Phantom Brigade is a turn-based strategy game developed and published by Brace Yourself Games. In this game, players take the role of a commander in charge of a squadron of mechs. An evil invading army is trying to conquer your home. It’s gonna take lots of planning, skill, a decent amount of foresight to get the job done. Luckily, a recent technological breakthrough allows you to see several seconds into the future. It’s always easier to plan when you can see three moves ahead. Like many of the best games, I demoed at PAX East this one had some surprises in store for me. What Phantom Brigade delivered was a well-executed turn-based game with an ingenious twist to the classic gameplay.

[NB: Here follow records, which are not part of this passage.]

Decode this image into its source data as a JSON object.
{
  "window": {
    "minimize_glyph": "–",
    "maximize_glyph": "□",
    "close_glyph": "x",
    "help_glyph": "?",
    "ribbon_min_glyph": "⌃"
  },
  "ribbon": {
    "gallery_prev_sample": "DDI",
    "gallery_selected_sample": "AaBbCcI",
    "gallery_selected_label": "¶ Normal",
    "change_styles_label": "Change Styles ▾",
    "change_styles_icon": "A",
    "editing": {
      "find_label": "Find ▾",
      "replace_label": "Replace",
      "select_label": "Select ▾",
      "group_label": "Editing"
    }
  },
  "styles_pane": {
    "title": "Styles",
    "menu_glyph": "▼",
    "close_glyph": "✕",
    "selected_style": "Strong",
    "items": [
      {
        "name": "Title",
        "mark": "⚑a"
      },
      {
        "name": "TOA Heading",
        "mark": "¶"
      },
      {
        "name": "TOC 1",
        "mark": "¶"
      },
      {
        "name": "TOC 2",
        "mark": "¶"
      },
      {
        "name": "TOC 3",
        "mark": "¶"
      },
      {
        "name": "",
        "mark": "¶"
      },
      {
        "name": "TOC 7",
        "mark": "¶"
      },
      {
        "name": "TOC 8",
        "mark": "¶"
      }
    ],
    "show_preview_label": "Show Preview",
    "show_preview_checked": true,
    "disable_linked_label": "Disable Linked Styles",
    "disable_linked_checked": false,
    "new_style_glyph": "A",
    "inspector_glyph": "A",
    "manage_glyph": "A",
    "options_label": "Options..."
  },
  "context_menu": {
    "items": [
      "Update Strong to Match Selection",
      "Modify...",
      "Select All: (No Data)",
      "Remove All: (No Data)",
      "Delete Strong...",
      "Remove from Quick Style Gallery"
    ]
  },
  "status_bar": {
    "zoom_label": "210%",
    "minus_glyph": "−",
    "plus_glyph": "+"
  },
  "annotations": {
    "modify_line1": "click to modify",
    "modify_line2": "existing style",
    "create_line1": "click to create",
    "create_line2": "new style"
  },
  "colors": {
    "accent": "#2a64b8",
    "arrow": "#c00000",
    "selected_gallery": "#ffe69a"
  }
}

While planning their turn the player can wind time forward a bit, to see what their enemy intends to do. The player can then plan their moves accordingly. But it’s a bit more intricate than that statement may make it sound. A slide bar at the bottom of the screen allows the player to pinpoint when they want to start firing or where everything else will be if they move so far. This created an almost puzzle-like feel to the gameplay. I found myself piecing together how to get myself to where I wanted to be, and exactly when I wanted to be there. While I can see this game taking a supreme amount of effort to master, I can also see it being extremely rewarding to do so.
And because you can see everything that is taking place before it happens Phantom Brigade doesn’t cut the player any breaks. Friendly Fire is on, so make sure you time when you are shooting properly. Also, colliding with other vehicles will result in damage taken and mechs getting thrown around the battlefield.
Buildings also create another wrinkle in your time measurements. During my demo I targeted an enemy, only thinking about where he would be when I started shooting. Once things were in motion I quickly found the vast majority of my fire being eaten by a large, intervening building. I was told that if structures suffer enough damage they will fall, damaging any combatants close by.
I was also told that all the mechs in the game will be fully customizable. Players will be able to alter gear, as well as weapons when playing through the game’s campaign.
The graphics in Phantom Brigade function well to represent what is transpiring on the battlefield. While they are not going to blow anyone away they do a great job of relaying the various bits of information the player needs to plan their strategy. Movement lines are clearly marked and cones clearly present fields of fire from the various combatants.
I enjoyed my brief time with Phantom Brigade and while I was still striving to master the intricacies of the game’s strategy I could already appreciate the rewards that the game promised. Getting to sit back and watch as a well-planned turn plays out in front of you feels like it will be a delight.
Phantom Brigade releases in 2020 for PC.